Every respirator submitted for approval must meet performance requirements outlined in federal regulations (42 CFR Part 84). Manufacturers provide data showing their product meets or exceeds these requirements, and NIOSH tests the devices using standardized procedures. Only respirators that pass receive a NIOSH approval label. This certification system is what OSHA relies on when it requires workplaces to use approved respiratory protection.
Tracking Injuries, Illnesses, and Deaths
NIOSH runs national surveillance programs that track workplace injuries, illnesses, and fatalities across the country. These systems collect data from multiple sources, including death records, hospital data, and industry-specific databases like the Fatalities in Oil and Gas database. The agency maintains Worker Health Charts that compile this information into accessible, searchable tools.
In recent years, NIOSH has pushed to get occupation and industry data included in electronic health records. The goal is to make it possible for public health systems to spot patterns, like a cluster of a particular illness in a specific occupation, that would otherwise go unnoticed. The agency has upgraded its coding tools to classify emerging industries and occupations and has worked to incorporate these data elements into national health IT standards.
Research Priorities and the National Occupational Research Agenda
NIOSH organizes its research through the National Occupational Research Agenda (NORA), a partnership program that brings together researchers, employers, workers, and other stakeholders to identify the most pressing workplace safety and health problems. NORA operates through sector-based councils, each focused on a particular part of the economy, and sets priorities that guide where research funding and attention go.
The agency also runs a Future of Work Initiative that tackles risks created by changes in how and where people work. Its scope is broad: automation and robotics, artificial intelligence, gig and app-based work arrangements, wearable exoskeletons, autonomous vehicles, and the health effects of non-standard scheduling. The initiative also addresses workforce-level concerns like burnout prevention, productive aging, economic security, and the need for reskilling as technology displaces certain jobs.
Tools for Workers and Safety Professionals
Beyond research papers, NIOSH produces practical reference tools used daily by safety professionals, industrial hygienists, and emergency responders.

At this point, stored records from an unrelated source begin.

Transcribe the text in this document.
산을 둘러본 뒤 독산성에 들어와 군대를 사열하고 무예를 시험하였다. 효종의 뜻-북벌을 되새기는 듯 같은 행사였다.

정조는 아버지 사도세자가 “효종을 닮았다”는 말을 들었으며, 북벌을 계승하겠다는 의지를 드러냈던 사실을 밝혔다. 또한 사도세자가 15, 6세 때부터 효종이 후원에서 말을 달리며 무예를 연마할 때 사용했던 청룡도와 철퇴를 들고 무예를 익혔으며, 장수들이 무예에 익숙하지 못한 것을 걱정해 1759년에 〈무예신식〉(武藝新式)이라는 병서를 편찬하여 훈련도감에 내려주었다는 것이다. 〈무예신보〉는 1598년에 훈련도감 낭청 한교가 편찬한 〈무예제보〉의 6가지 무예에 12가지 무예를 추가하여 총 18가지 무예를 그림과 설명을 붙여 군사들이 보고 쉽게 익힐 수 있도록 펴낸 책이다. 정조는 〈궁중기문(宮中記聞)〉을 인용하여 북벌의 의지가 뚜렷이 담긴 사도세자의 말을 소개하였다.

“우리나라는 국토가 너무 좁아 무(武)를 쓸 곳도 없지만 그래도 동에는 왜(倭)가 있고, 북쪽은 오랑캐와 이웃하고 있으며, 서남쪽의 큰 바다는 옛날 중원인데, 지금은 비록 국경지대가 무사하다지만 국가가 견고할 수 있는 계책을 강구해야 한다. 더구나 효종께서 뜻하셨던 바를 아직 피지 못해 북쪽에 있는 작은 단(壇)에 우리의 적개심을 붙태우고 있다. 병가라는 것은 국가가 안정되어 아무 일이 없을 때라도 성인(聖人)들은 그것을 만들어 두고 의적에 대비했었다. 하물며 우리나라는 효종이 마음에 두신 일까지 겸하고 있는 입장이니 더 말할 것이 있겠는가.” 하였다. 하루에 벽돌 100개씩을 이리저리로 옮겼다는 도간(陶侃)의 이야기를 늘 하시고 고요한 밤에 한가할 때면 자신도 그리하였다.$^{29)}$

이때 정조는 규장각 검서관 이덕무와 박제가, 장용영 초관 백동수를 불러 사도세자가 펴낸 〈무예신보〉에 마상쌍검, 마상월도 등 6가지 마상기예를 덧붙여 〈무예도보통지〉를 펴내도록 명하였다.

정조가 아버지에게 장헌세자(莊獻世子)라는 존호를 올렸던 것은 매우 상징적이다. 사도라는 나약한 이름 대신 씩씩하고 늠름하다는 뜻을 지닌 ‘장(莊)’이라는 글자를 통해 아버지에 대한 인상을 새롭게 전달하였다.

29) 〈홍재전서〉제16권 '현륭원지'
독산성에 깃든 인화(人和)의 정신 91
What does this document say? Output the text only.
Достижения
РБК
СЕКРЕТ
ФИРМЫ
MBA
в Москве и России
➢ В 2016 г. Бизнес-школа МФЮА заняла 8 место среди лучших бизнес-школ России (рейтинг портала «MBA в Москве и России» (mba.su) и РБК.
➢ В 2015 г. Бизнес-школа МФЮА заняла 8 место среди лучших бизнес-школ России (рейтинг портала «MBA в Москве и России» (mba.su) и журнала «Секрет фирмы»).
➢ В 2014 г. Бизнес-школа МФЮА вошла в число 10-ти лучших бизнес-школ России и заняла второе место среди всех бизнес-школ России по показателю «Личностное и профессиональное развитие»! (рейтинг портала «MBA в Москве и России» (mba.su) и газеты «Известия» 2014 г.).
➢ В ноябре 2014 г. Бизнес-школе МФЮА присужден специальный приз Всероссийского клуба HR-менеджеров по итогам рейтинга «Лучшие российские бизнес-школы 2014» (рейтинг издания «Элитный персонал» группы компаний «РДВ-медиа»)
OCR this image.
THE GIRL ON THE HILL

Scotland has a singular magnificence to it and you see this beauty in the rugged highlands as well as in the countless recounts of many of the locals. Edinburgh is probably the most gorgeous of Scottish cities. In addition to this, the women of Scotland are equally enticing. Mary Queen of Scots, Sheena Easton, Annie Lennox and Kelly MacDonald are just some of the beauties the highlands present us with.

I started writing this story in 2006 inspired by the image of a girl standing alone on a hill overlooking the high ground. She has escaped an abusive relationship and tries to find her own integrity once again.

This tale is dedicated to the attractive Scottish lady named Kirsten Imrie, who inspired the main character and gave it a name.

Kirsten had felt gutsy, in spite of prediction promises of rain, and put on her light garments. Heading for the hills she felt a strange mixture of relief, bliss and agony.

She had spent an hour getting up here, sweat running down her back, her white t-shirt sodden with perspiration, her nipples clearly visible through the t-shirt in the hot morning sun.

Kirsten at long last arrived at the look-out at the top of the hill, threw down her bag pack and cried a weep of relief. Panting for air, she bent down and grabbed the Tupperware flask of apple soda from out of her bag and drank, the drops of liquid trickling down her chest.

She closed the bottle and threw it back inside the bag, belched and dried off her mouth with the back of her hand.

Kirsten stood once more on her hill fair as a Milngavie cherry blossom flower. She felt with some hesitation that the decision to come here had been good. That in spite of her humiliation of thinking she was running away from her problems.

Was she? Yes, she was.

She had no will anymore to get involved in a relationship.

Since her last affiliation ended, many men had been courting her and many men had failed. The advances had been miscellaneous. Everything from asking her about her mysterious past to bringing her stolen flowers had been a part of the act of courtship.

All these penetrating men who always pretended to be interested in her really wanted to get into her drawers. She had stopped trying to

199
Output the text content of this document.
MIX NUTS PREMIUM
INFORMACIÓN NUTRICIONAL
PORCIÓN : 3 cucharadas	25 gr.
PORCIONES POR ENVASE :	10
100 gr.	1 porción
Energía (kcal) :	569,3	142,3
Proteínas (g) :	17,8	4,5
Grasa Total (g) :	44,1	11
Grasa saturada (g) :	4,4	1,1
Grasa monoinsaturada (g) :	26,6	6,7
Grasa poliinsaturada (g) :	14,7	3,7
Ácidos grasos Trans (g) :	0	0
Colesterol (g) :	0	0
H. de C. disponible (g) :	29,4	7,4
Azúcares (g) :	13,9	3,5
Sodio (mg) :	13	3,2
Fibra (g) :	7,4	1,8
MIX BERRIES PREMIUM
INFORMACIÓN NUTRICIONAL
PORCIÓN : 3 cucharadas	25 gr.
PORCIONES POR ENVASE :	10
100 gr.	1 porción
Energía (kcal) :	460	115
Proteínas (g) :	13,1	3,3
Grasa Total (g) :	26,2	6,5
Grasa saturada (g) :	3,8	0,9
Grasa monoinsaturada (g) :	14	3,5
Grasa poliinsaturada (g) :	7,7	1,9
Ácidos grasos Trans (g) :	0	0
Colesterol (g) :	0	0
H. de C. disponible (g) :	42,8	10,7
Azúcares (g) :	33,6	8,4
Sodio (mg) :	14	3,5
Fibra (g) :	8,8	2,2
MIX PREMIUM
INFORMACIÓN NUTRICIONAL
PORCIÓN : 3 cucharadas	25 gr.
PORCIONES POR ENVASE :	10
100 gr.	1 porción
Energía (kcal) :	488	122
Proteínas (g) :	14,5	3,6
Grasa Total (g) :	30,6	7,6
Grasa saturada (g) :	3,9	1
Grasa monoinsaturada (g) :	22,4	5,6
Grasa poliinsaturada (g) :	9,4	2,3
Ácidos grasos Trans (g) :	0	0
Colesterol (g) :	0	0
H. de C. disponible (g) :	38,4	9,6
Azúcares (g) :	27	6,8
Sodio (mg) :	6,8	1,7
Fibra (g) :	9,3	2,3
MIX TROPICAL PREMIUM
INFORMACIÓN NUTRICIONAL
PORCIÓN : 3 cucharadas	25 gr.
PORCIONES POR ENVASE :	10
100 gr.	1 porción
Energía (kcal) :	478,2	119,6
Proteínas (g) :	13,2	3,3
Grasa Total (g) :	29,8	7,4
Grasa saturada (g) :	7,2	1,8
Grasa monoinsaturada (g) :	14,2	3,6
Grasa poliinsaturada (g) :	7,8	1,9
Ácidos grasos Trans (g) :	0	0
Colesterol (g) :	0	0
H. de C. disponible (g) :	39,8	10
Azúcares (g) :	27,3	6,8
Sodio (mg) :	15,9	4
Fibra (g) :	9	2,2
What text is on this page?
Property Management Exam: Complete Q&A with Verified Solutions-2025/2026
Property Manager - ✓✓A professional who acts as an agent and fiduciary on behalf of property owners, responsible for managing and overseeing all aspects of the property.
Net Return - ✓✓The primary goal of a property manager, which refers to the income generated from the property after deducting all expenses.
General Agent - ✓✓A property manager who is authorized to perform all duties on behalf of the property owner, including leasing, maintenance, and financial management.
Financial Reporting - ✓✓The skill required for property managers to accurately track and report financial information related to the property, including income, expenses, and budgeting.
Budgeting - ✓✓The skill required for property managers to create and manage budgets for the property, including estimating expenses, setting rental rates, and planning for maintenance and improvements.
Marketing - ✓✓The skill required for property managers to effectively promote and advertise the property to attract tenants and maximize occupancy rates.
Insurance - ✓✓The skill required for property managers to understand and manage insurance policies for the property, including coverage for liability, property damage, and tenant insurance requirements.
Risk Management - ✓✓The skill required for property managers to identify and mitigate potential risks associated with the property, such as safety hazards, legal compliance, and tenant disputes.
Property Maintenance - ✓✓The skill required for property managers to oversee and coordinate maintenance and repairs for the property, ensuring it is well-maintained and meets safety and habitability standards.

The most widely known is the NIOSH Pocket Guide to Chemical Hazards, a free database covering hundreds of workplace chemicals. For each substance, the guide lists recommended exposure limits, the concentration immediately dangerous to life and health, physical properties, symptoms of exposure, target organs affected, first aid information, and recommendations for personal protective equipment and respirator selection. It’s essentially a field reference for anyone who needs to quickly assess the risk of a chemical exposure.
Training the Workforce
NIOSH funds 18 university-based Education and Research Centers across the country. These centers offer graduate and post-graduate training in core occupational safety and health fields: industrial hygiene, occupational health nursing, occupational medicine, and occupational safety. Many also cover allied disciplines like occupational health psychology, ergonomics, agricultural safety, and mining safety. Beyond degree programs, the centers provide continuing education and outreach to professionals already working in the field, helping keep the pipeline of trained safety and health experts supplied.